🔸 F-IE-1: Text Classification using NLP

Building an NLP Pipeline: Text Classification

Foundational Track - Introductory AI Explorations

This project has been selected for expansion into 2024 virtual-internships. Interested? Apply here.



Objective

The principal aim of this project is to construct a Natural Language Processing (NLP) pipeline with a focus on text classification. Students will learn how to convert textual data into numerical representations (using two distinct methods: OpenAI’s embedding APIs and Python libraries), and develop models that perform accurate classifications based on these representations.


Learning Outcomes

By the completion of this project, you will:

  • Comprehend the fundamentals and practical applications of an NLP pipeline, with an emphasis on text classification.
  • Understand the concept and application of embeddings, including popular types like word2vec, GloVe, and BERT.
  • Gain experience using OpenAI’s Embedding APIs.
  • Acquire hands-on skills building text classification models
  • Become proficient in using Accuracy, Precision, Recall, and F1-Score for model evaluation.

Pre-requisite Skills

  • Foundational Python programming
  • Introductory NLP knowledge

Skills Gained

  • Building NLP pipelines
  • Implementing text embeddings
  • Developing text classification systems
  • Evaluating model performance with key metrics

Tools Explored

  • Python libraries like Pandas and Scikit-Learn
  • OpenAI Embedding API
  • BERT and other transformer models
  • Word2Vec and GloVe embeddings
  • PyTorch for deep learning models

Steps and Tasks

At any point during your project, if you find yourself needing assistance, several resources are available to support you:

  • Code Snippets: Code snippets are shared for each step.
  • Code-Along Discussion Category: Join discussions to exchange ideas and resolve issues.
  • STEM-Away Mentorship Category: For paid members, access live mentorship, including forum support and webinars, to enhance your learning experience.

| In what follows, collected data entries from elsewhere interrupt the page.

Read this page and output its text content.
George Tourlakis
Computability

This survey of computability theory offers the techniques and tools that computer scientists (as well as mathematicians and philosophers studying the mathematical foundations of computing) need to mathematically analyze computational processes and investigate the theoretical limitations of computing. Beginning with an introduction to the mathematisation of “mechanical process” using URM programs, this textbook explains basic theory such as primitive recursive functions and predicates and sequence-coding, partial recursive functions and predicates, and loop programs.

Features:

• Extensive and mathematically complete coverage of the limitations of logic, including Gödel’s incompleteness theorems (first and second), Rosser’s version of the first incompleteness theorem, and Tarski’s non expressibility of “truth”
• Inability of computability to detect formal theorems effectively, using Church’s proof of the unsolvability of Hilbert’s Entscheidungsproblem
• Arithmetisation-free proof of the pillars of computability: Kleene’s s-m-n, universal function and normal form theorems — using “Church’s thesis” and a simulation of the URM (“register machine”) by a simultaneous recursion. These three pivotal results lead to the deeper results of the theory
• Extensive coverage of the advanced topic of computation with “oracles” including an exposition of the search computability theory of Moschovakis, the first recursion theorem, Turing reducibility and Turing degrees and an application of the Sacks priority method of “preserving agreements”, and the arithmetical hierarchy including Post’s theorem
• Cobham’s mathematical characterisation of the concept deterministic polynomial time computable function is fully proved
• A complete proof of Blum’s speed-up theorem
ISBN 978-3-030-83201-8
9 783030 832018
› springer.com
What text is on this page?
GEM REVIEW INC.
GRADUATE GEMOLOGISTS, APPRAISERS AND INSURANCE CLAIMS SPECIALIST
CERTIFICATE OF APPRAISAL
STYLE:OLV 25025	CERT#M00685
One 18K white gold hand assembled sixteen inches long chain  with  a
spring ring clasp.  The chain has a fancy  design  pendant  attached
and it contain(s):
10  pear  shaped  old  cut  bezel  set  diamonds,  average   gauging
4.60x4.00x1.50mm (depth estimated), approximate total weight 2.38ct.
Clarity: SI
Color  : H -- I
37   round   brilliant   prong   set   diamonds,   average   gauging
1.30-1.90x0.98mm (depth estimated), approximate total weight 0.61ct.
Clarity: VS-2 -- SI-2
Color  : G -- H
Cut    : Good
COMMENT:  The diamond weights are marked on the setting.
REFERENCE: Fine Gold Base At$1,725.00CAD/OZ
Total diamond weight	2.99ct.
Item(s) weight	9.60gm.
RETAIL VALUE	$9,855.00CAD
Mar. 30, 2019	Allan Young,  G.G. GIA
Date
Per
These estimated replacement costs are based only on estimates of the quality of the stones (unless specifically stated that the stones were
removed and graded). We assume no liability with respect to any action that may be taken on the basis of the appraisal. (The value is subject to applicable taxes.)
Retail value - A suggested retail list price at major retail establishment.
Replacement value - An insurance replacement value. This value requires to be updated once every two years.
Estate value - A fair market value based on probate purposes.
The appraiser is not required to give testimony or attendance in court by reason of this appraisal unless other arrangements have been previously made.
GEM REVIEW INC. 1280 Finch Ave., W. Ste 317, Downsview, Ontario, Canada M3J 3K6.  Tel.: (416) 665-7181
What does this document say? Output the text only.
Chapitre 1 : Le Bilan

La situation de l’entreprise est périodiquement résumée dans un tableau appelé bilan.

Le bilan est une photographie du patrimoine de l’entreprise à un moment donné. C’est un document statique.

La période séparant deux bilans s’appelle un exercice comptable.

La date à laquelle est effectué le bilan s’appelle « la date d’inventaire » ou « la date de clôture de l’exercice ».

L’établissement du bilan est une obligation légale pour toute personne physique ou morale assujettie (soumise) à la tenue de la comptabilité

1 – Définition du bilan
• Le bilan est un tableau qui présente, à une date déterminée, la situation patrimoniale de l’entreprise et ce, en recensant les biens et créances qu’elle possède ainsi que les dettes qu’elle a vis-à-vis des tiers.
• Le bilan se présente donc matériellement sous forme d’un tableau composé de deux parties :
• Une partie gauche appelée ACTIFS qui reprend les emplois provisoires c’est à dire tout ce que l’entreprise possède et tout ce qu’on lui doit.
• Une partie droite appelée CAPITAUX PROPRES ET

1. Conceptual Understanding

This curated list of resources has been designed to guide you through the journey of building a text classification system. Starting from the very basics of Machine Learning and NLP, you’ll progressively move to more specialized topics like text embeddings, transformer models, and finally, practical applications with PyTorch.

These resources are ordered to ensure a logical progression and comprehensive understanding. Take your time to fully comprehend each topic before moving to the next. Remember, the goal is to build a solid foundation and then apply this knowledge to real-world problems. Let’s get started!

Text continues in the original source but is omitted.